Supose that $X$ and $Y$ are two Hilbert spaces and $(T_n)$ a weakly Cauchy sequence. That means for all $x \in X$ and $y \in Y$, $(\langle x, T_ny \rangle )_{n \in \mathbb{N}}$ is a Cauchy sequence in $\mathbb{C}$. Prove that exist a linear bounded operator $T \in \mathcal{L}(X,Y)$ such that $T_n$ converges weakly to $T$. That means for all $x \in X$ and $y \in Y$ $\langle x, T_ny \rangle \xrightarrow[]{n \to \infty } \langle x, Ty \rangle$.

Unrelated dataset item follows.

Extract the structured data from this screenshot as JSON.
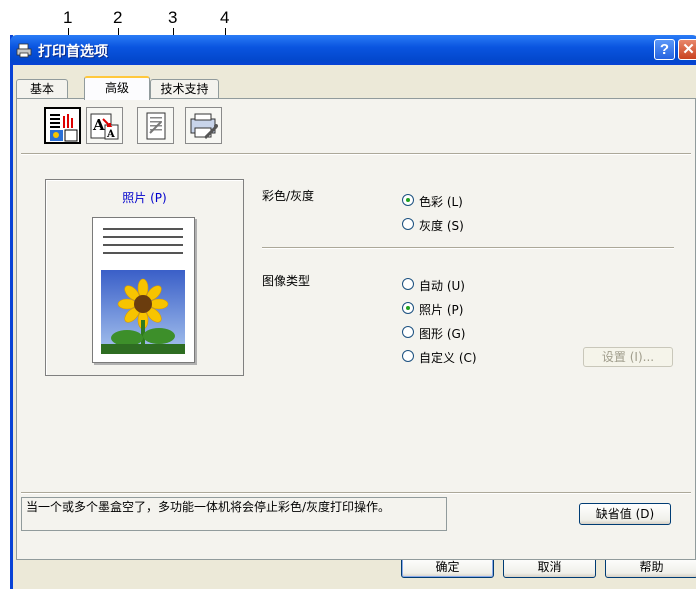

I know if $(T_n)$ is weakly Cauchy sequence then $||T_n||$ is bounded (by Banach-Steinhaus and $||T_n||=\sup_{||x||=||y||=1}|\langle x, T_ny\rangle |$) and $(\langle x, T_ny \rangle )_{n \in \mathbb{N}} \xrightarrow[]{n \to \infty} L_{x,y}$ for some $L_{x,y}\in \mathbb{C}$. But I don't know how construct a linear operator $T \in \mathcal{L}(X,Y) $ such that $L_{x,y}=\langle x, Ty \rangle$. How can I construct that if is possible?
Best Answer
Riesz representation can do it. Note that $$ x\mapsto L_{x,y} $$ defines a bounded linear functional from $X$ into $\mathbb{C}$ for each $y\in Y$ since it holds that $$ |L_{x,y}|\leq \left(\sup_n \lVert T_n\rVert\right)\lVert x\rVert \lVert y\rVert\quad\cdots(*). $$ By Riesz representation theorem, this implies that for each $y\in Y$, there exists unique $\xi_y\in X$ such that $$ L_{x,y} = \langle x,\xi_y \rangle, $$ and it holds that $$ |\xi_y| = \lVert L_{\cdot,y} \rVert\leq \sup_n \lVert T_n\rVert \cdot \lVert y\rVert, $$ by $(*)$. Finally, note that $y\mapsto \xi_y$ is linear in $y\in Y$. Therefore, by defining a bounded linear operator $T$ as $$ T : y\in Y\mapsto \xi_y \in X, $$ we have $L_{x,y} = \lim_{n\to\infty} \langle x,T_ny\rangle = \langle x,Ty\rangle$ and $T$ is a weak limit of $\{T_n\}$.